Many of the problems solved by scribes at the advanced level of training were in fact much more difficult than any they would have to deal with in their careers, and their solutions depended on principles that, before the rediscovery of the Babylonian tablets, were believed to have been discovered by the Greeks of the sixth century BCE and later. One of the tablets, for example, is an extremely unusual diagram showing a square with its two diagonals and three numbers that demonstrate that what we call the Pythagorean Theorem existed 1,000 years before Pythagoras lived. The content of other tablets ranges from mathematical tables for training, to practical calculations for professionals, to abstract algebraic problems.

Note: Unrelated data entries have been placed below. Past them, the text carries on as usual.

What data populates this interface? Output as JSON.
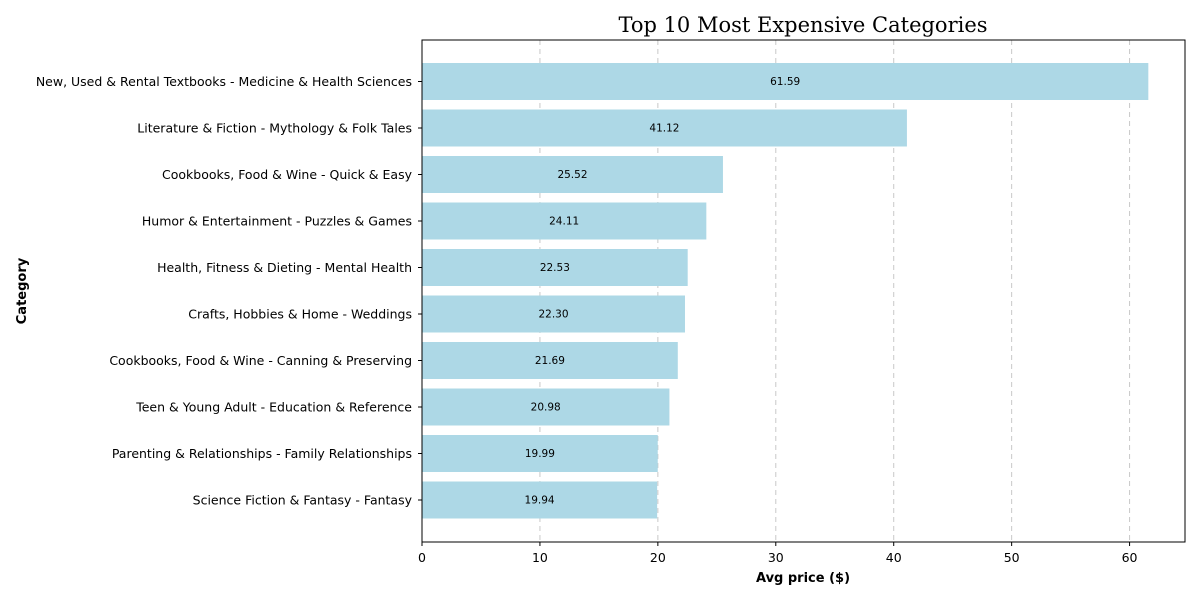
{
  "chart_data": {
    "type": "bar",
    "orientation": "horizontal",
    "title": "Top 10 Most Expensive Categories",
    "xlabel": "Avg price ($)",
    "ylabel": "Category",
    "xlim": [
      0,
      64.7
    ],
    "xticks": [
      0,
      10,
      20,
      30,
      40,
      50,
      60
    ],
    "grid": "x-dashed",
    "bar_color": "#add8e6",
    "categories": [
      "New, Used & Rental Textbooks - Medicine & Health Sciences",
      "Literature & Fiction - Mythology & Folk Tales",
      "Cookbooks, Food & Wine - Quick & Easy",
      "Humor & Entertainment - Puzzles & Games",
      "Health, Fitness & Dieting - Mental Health",
      "Crafts, Hobbies & Home - Weddings",
      "Cookbooks, Food & Wine - Canning & Preserving",
      "Teen & Young Adult - Education & Reference",
      "Parenting & Relationships - Family Relationships",
      "Science Fiction & Fantasy - Fantasy"
    ],
    "values": [
      61.59,
      41.12,
      25.52,
      24.11,
      22.53,
      22.3,
      21.69,
      20.98,
      19.99,
      19.94
    ],
    "value_labels": [
      "61.59",
      "41.12",
      "25.52",
      "24.11",
      "22.53",
      "22.30",
      "21.69",
      "20.98",
      "19.99",
      "19.94"
    ]
  }
}
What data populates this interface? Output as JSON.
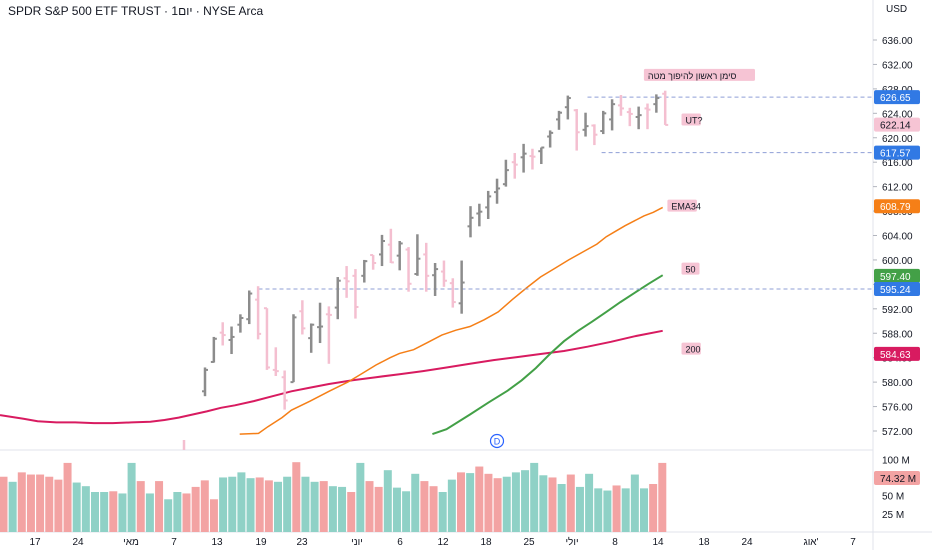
{
  "header": {
    "title": "SPDR S&P 500 ETF TRUST · 1יום · NYSE Arca",
    "currency": "USD"
  },
  "colors": {
    "up_bar": "#8c8c8c",
    "down_bar": "#f4bfd0",
    "ema34": "#f57f17",
    "ma50": "#43a047",
    "ma200": "#d81b60",
    "dashed_level": "#8f9fd6",
    "vol_up": "#8fd1c6",
    "vol_down": "#f3a3a3",
    "blue_tag": "#3179e4"
  },
  "chart_data": {
    "type": "ohlc",
    "ylim": [
      568,
      640
    ],
    "yticks": [
      "636.00",
      "632.00",
      "628.00",
      "624.00",
      "620.00",
      "616.00",
      "612.00",
      "608.00",
      "604.00",
      "600.00",
      "596.00",
      "592.00",
      "588.00",
      "584.00",
      "580.00",
      "576.00",
      "572.00"
    ],
    "xticks": [
      "17",
      "24",
      "מאי",
      "7",
      "13",
      "19",
      "23",
      "יוני",
      "6",
      "12",
      "18",
      "25",
      "יולי",
      "8",
      "14",
      "18",
      "24",
      "אוג'",
      "7"
    ],
    "bars": [
      {
        "o": 578.5,
        "h": 582.4,
        "l": 577.7,
        "c": 582.0
      },
      {
        "o": 583.3,
        "h": 587.4,
        "l": 583.2,
        "c": 587.1
      },
      {
        "o": 588.1,
        "h": 589.8,
        "l": 586.0,
        "c": 587.7
      },
      {
        "o": 586.9,
        "h": 589.1,
        "l": 584.6,
        "c": 587.4
      },
      {
        "o": 589.4,
        "h": 591.1,
        "l": 588.1,
        "c": 590.5
      },
      {
        "o": 590.3,
        "h": 595.0,
        "l": 589.5,
        "c": 594.5
      },
      {
        "o": 593.5,
        "h": 595.7,
        "l": 587.0,
        "c": 587.9
      },
      {
        "o": 592.1,
        "h": 592.1,
        "l": 582.0,
        "c": 582.4
      },
      {
        "o": 582.0,
        "h": 585.7,
        "l": 581.0,
        "c": 581.8
      },
      {
        "o": 580.8,
        "h": 581.9,
        "l": 575.5,
        "c": 577.0
      },
      {
        "o": 580.0,
        "h": 591.1,
        "l": 580.0,
        "c": 590.6
      },
      {
        "o": 591.6,
        "h": 593.4,
        "l": 587.8,
        "c": 588.8
      },
      {
        "o": 587.2,
        "h": 589.6,
        "l": 584.8,
        "c": 589.4
      },
      {
        "o": 589.0,
        "h": 593.0,
        "l": 586.4,
        "c": 589.1
      },
      {
        "o": 591.1,
        "h": 592.4,
        "l": 583.0,
        "c": 591.0
      },
      {
        "o": 592.2,
        "h": 597.2,
        "l": 590.3,
        "c": 596.6
      },
      {
        "o": 597.0,
        "h": 599.0,
        "l": 593.8,
        "c": 596.5
      },
      {
        "o": 597.4,
        "h": 598.5,
        "l": 590.4,
        "c": 592.3
      },
      {
        "o": 597.4,
        "h": 600.0,
        "l": 596.3,
        "c": 599.8
      },
      {
        "o": 600.8,
        "h": 600.8,
        "l": 598.4,
        "c": 599.5
      },
      {
        "o": 600.9,
        "h": 604.1,
        "l": 599.0,
        "c": 603.1
      },
      {
        "o": 602.5,
        "h": 605.1,
        "l": 599.5,
        "c": 599.6
      },
      {
        "o": 600.7,
        "h": 603.1,
        "l": 598.3,
        "c": 602.7
      },
      {
        "o": 601.7,
        "h": 602.1,
        "l": 594.8,
        "c": 596.1
      },
      {
        "o": 597.7,
        "h": 604.2,
        "l": 597.4,
        "c": 600.2
      },
      {
        "o": 600.9,
        "h": 602.8,
        "l": 594.8,
        "c": 597.4
      },
      {
        "o": 597.5,
        "h": 599.5,
        "l": 594.1,
        "c": 598.5
      },
      {
        "o": 598.1,
        "h": 599.9,
        "l": 595.6,
        "c": 596.6
      },
      {
        "o": 596.2,
        "h": 597.0,
        "l": 592.2,
        "c": 593.1
      },
      {
        "o": 592.9,
        "h": 599.9,
        "l": 591.2,
        "c": 596.3
      },
      {
        "o": 605.5,
        "h": 608.8,
        "l": 603.7,
        "c": 606.9
      },
      {
        "o": 607.6,
        "h": 609.2,
        "l": 605.5,
        "c": 607.9
      },
      {
        "o": 608.6,
        "h": 611.3,
        "l": 606.7,
        "c": 610.4
      },
      {
        "o": 611.1,
        "h": 613.3,
        "l": 609.2,
        "c": 611.7
      },
      {
        "o": 612.4,
        "h": 616.4,
        "l": 612.0,
        "c": 614.7
      },
      {
        "o": 616.0,
        "h": 617.5,
        "l": 613.3,
        "c": 615.6
      },
      {
        "o": 616.8,
        "h": 619.0,
        "l": 614.3,
        "c": 617.4
      },
      {
        "o": 617.0,
        "h": 618.2,
        "l": 614.8,
        "c": 616.9
      },
      {
        "o": 617.8,
        "h": 618.4,
        "l": 615.7,
        "c": 618.4
      },
      {
        "o": 620.2,
        "h": 621.2,
        "l": 618.4,
        "c": 620.8
      },
      {
        "o": 623.0,
        "h": 624.4,
        "l": 621.3,
        "c": 624.1
      },
      {
        "o": 625.0,
        "h": 626.9,
        "l": 623.0,
        "c": 626.5
      },
      {
        "o": 624.5,
        "h": 624.7,
        "l": 617.9,
        "c": 620.9
      },
      {
        "o": 621.3,
        "h": 624.1,
        "l": 620.2,
        "c": 621.9
      },
      {
        "o": 622.0,
        "h": 622.2,
        "l": 618.8,
        "c": 620.5
      },
      {
        "o": 621.1,
        "h": 624.4,
        "l": 620.6,
        "c": 624.0
      },
      {
        "o": 623.0,
        "h": 626.3,
        "l": 621.2,
        "c": 625.5
      },
      {
        "o": 625.3,
        "h": 627.0,
        "l": 623.6,
        "c": 624.8
      },
      {
        "o": 624.2,
        "h": 624.9,
        "l": 621.9,
        "c": 623.9
      },
      {
        "o": 623.4,
        "h": 625.1,
        "l": 621.4,
        "c": 623.7
      },
      {
        "o": 624.8,
        "h": 625.6,
        "l": 621.4,
        "c": 624.6
      },
      {
        "o": 625.5,
        "h": 627.1,
        "l": 624.1,
        "c": 626.5
      },
      {
        "o": 627.2,
        "h": 627.7,
        "l": 622.1,
        "c": 622.1
      }
    ],
    "ema34": [
      [
        51,
        571.5
      ],
      [
        55,
        571.6
      ],
      [
        57,
        572.7
      ],
      [
        60,
        574.2
      ],
      [
        62,
        575.4
      ],
      [
        66,
        576.9
      ],
      [
        70,
        578.5
      ],
      [
        74,
        580.0
      ],
      [
        77,
        581.4
      ],
      [
        80,
        582.8
      ],
      [
        83,
        584.0
      ],
      [
        85,
        584.7
      ],
      [
        88,
        585.3
      ],
      [
        91,
        586.5
      ],
      [
        94,
        587.7
      ],
      [
        97,
        588.5
      ],
      [
        100,
        589.1
      ],
      [
        103,
        590.2
      ],
      [
        106,
        591.5
      ],
      [
        109,
        593.5
      ],
      [
        112,
        595.4
      ],
      [
        115,
        597.2
      ],
      [
        118,
        598.6
      ],
      [
        121,
        600.0
      ],
      [
        124,
        601.3
      ],
      [
        127,
        602.6
      ],
      [
        129,
        603.8
      ],
      [
        131,
        604.7
      ],
      [
        133,
        605.6
      ],
      [
        135,
        606.4
      ],
      [
        137,
        607.2
      ],
      [
        139,
        607.8
      ],
      [
        141,
        608.6
      ]
    ],
    "ma50": [
      [
        92,
        571.5
      ],
      [
        95,
        572.3
      ],
      [
        100,
        574.7
      ],
      [
        104,
        576.7
      ],
      [
        108,
        578.6
      ],
      [
        111,
        580.3
      ],
      [
        114,
        582.3
      ],
      [
        117,
        584.6
      ],
      [
        120,
        586.7
      ],
      [
        123,
        588.4
      ],
      [
        126,
        589.9
      ],
      [
        129,
        591.5
      ],
      [
        132,
        593.1
      ],
      [
        135,
        594.6
      ],
      [
        138,
        596.1
      ],
      [
        141,
        597.5
      ]
    ],
    "ma200": [
      [
        0,
        574.6
      ],
      [
        5,
        574.0
      ],
      [
        8,
        573.6
      ],
      [
        12,
        573.4
      ],
      [
        16,
        573.4
      ],
      [
        20,
        573.3
      ],
      [
        24,
        573.3
      ],
      [
        28,
        573.4
      ],
      [
        32,
        573.5
      ],
      [
        35,
        573.8
      ],
      [
        38,
        574.2
      ],
      [
        41,
        574.7
      ],
      [
        44,
        575.2
      ],
      [
        47,
        575.8
      ],
      [
        50,
        576.2
      ],
      [
        54,
        576.9
      ],
      [
        58,
        577.7
      ],
      [
        62,
        578.5
      ],
      [
        66,
        579.1
      ],
      [
        70,
        579.7
      ],
      [
        75,
        580.3
      ],
      [
        80,
        580.8
      ],
      [
        85,
        581.3
      ],
      [
        90,
        581.8
      ],
      [
        95,
        582.4
      ],
      [
        100,
        583.0
      ],
      [
        105,
        583.6
      ],
      [
        110,
        584.1
      ],
      [
        115,
        584.6
      ],
      [
        120,
        585.1
      ],
      [
        125,
        585.8
      ],
      [
        130,
        586.6
      ],
      [
        135,
        587.5
      ],
      [
        141,
        588.4
      ]
    ],
    "levels": [
      {
        "price": 626.65,
        "label": "626.65",
        "x_from": 125
      },
      {
        "price": 617.57,
        "label": "617.57",
        "x_from": 128
      },
      {
        "price": 595.24,
        "label": "595.24",
        "x_from": 55
      }
    ],
    "price_tags": [
      {
        "price": 626.65,
        "label": "626.65",
        "bg": "#3179e4",
        "fg": "#ffffff"
      },
      {
        "price": 622.14,
        "label": "622.14",
        "bg": "#f6c4d4",
        "fg": "#131722"
      },
      {
        "price": 617.57,
        "label": "617.57",
        "bg": "#3179e4",
        "fg": "#ffffff"
      },
      {
        "price": 608.79,
        "label": "608.79",
        "bg": "#f57f17",
        "fg": "#ffffff"
      },
      {
        "price": 597.4,
        "label": "597.40",
        "bg": "#43a047",
        "fg": "#ffffff"
      },
      {
        "price": 595.24,
        "label": "595.24",
        "bg": "#3179e4",
        "fg": "#ffffff"
      },
      {
        "price": 584.63,
        "label": "584.63",
        "bg": "#d81b60",
        "fg": "#ffffff"
      }
    ],
    "annotations": [
      {
        "text": "סימן ראשון להיפוך מטה",
        "price": 630.2,
        "x_idx": 137,
        "bg": "#f6c4d4"
      },
      {
        "text": "UT?",
        "price": 622.9,
        "x_idx": 145,
        "bg": "#f6c4d4"
      },
      {
        "text": "EMA34",
        "price": 608.8,
        "x_idx": 142,
        "bg": "#f6c4d4"
      },
      {
        "text": "50",
        "price": 598.5,
        "x_idx": 145,
        "bg": "#f6c4d4"
      },
      {
        "text": "200",
        "price": 585.4,
        "x_idx": 145,
        "bg": "#f6c4d4"
      }
    ],
    "event_marker": {
      "text": "D",
      "x_idx": 104,
      "price": 569.6
    },
    "volume": {
      "ylim": [
        0,
        110
      ],
      "yticks": [
        "100 M",
        "50 M",
        "25 M"
      ],
      "current_tag": "74.32 M",
      "bars": [
        {
          "v": 76,
          "up": false
        },
        {
          "v": 69,
          "up": true
        },
        {
          "v": 82,
          "up": false
        },
        {
          "v": 79,
          "up": false
        },
        {
          "v": 79,
          "up": false
        },
        {
          "v": 76,
          "up": false
        },
        {
          "v": 72,
          "up": false
        },
        {
          "v": 95,
          "up": false
        },
        {
          "v": 68,
          "up": true
        },
        {
          "v": 63,
          "up": true
        },
        {
          "v": 55,
          "up": true
        },
        {
          "v": 55,
          "up": true
        },
        {
          "v": 56,
          "up": false
        },
        {
          "v": 53,
          "up": true
        },
        {
          "v": 95,
          "up": true
        },
        {
          "v": 70,
          "up": false
        },
        {
          "v": 53,
          "up": true
        },
        {
          "v": 70,
          "up": false
        },
        {
          "v": 45,
          "up": true
        },
        {
          "v": 55,
          "up": true
        },
        {
          "v": 53,
          "up": false
        },
        {
          "v": 62,
          "up": false
        },
        {
          "v": 71,
          "up": false
        },
        {
          "v": 45,
          "up": false
        },
        {
          "v": 75,
          "up": true
        },
        {
          "v": 76,
          "up": true
        },
        {
          "v": 82,
          "up": true
        },
        {
          "v": 74,
          "up": true
        },
        {
          "v": 75,
          "up": false
        },
        {
          "v": 71,
          "up": false
        },
        {
          "v": 69,
          "up": true
        },
        {
          "v": 76,
          "up": true
        },
        {
          "v": 96,
          "up": false
        },
        {
          "v": 76,
          "up": true
        },
        {
          "v": 69,
          "up": true
        },
        {
          "v": 70,
          "up": false
        },
        {
          "v": 63,
          "up": true
        },
        {
          "v": 62,
          "up": true
        },
        {
          "v": 55,
          "up": false
        },
        {
          "v": 95,
          "up": true
        },
        {
          "v": 70,
          "up": false
        },
        {
          "v": 62,
          "up": false
        },
        {
          "v": 85,
          "up": true
        },
        {
          "v": 61,
          "up": true
        },
        {
          "v": 56,
          "up": true
        },
        {
          "v": 80,
          "up": true
        },
        {
          "v": 70,
          "up": false
        },
        {
          "v": 63,
          "up": false
        },
        {
          "v": 55,
          "up": true
        },
        {
          "v": 72,
          "up": true
        },
        {
          "v": 82,
          "up": false
        },
        {
          "v": 81,
          "up": true
        },
        {
          "v": 90,
          "up": false
        },
        {
          "v": 80,
          "up": false
        },
        {
          "v": 74,
          "up": false
        },
        {
          "v": 76,
          "up": true
        },
        {
          "v": 82,
          "up": true
        },
        {
          "v": 85,
          "up": true
        },
        {
          "v": 95,
          "up": true
        },
        {
          "v": 78,
          "up": true
        },
        {
          "v": 75,
          "up": false
        },
        {
          "v": 66,
          "up": true
        },
        {
          "v": 79,
          "up": false
        },
        {
          "v": 62,
          "up": true
        },
        {
          "v": 80,
          "up": true
        },
        {
          "v": 60,
          "up": true
        },
        {
          "v": 57,
          "up": true
        },
        {
          "v": 64,
          "up": false
        },
        {
          "v": 60,
          "up": true
        },
        {
          "v": 79,
          "up": true
        },
        {
          "v": 60,
          "up": true
        },
        {
          "v": 66,
          "up": false
        },
        {
          "v": 95,
          "up": false
        }
      ]
    }
  }
}
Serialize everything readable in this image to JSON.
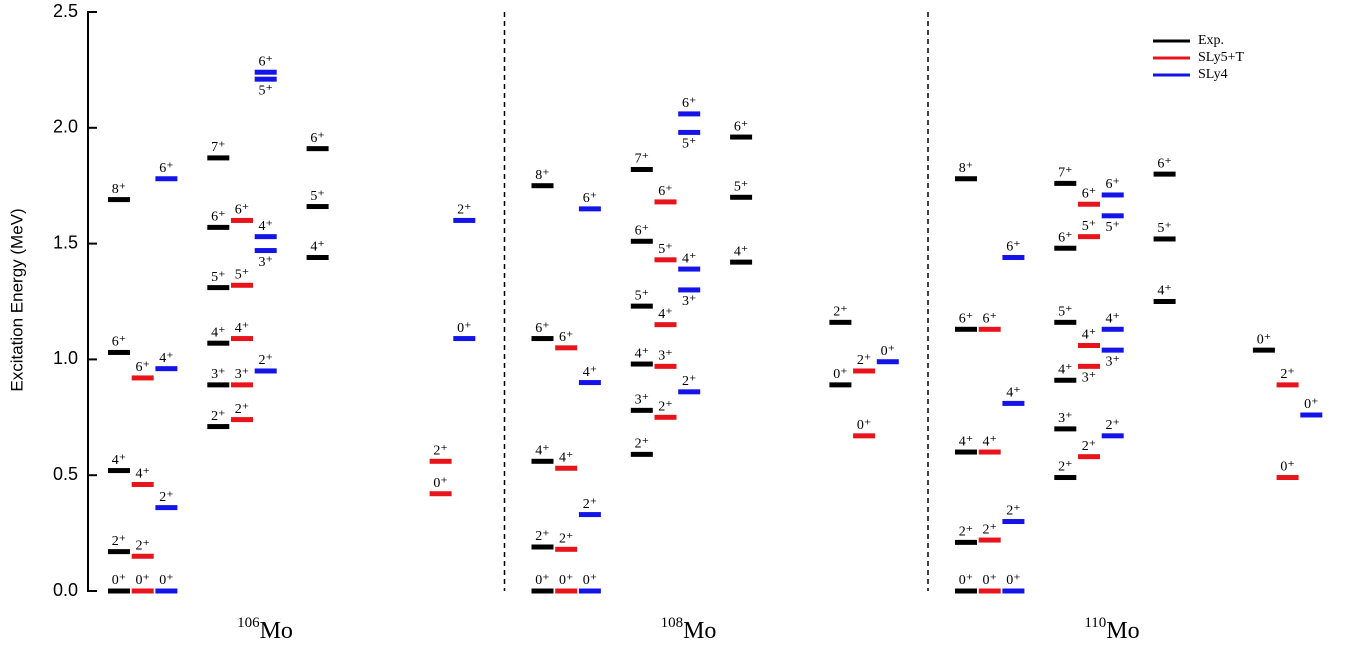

The meaning of these and other tablets from the Old Babylonian Period were first elucidated by mathematician and historian of science Otto Neugebauer (1899–1990), who spent some two decades, beginning in the 1920s, transcribing and interpreting tablets that had come to light in ancient Mesopotamia since the nineteenth century. It is his pioneering research, as well as the work of his associates, rivals, and successors, that revealed to modern scholars the period’s rich culture of mathematics. Before Pythagoras includes a selection of manuscripts and correspondence, on loan from the Institute for Advanced Study (Princeton, New Jersey), that offers a glimpse of Neugebauer’s methods and his central role in this “heroic age” of scientific discovery.
In order to enable visitors to appreciate the cuneiform tablets more fully, ISAW has developed an extended exhibition pamphlet that will guide viewers in reading cuneiform numbers. The exhibition features a content-rich website.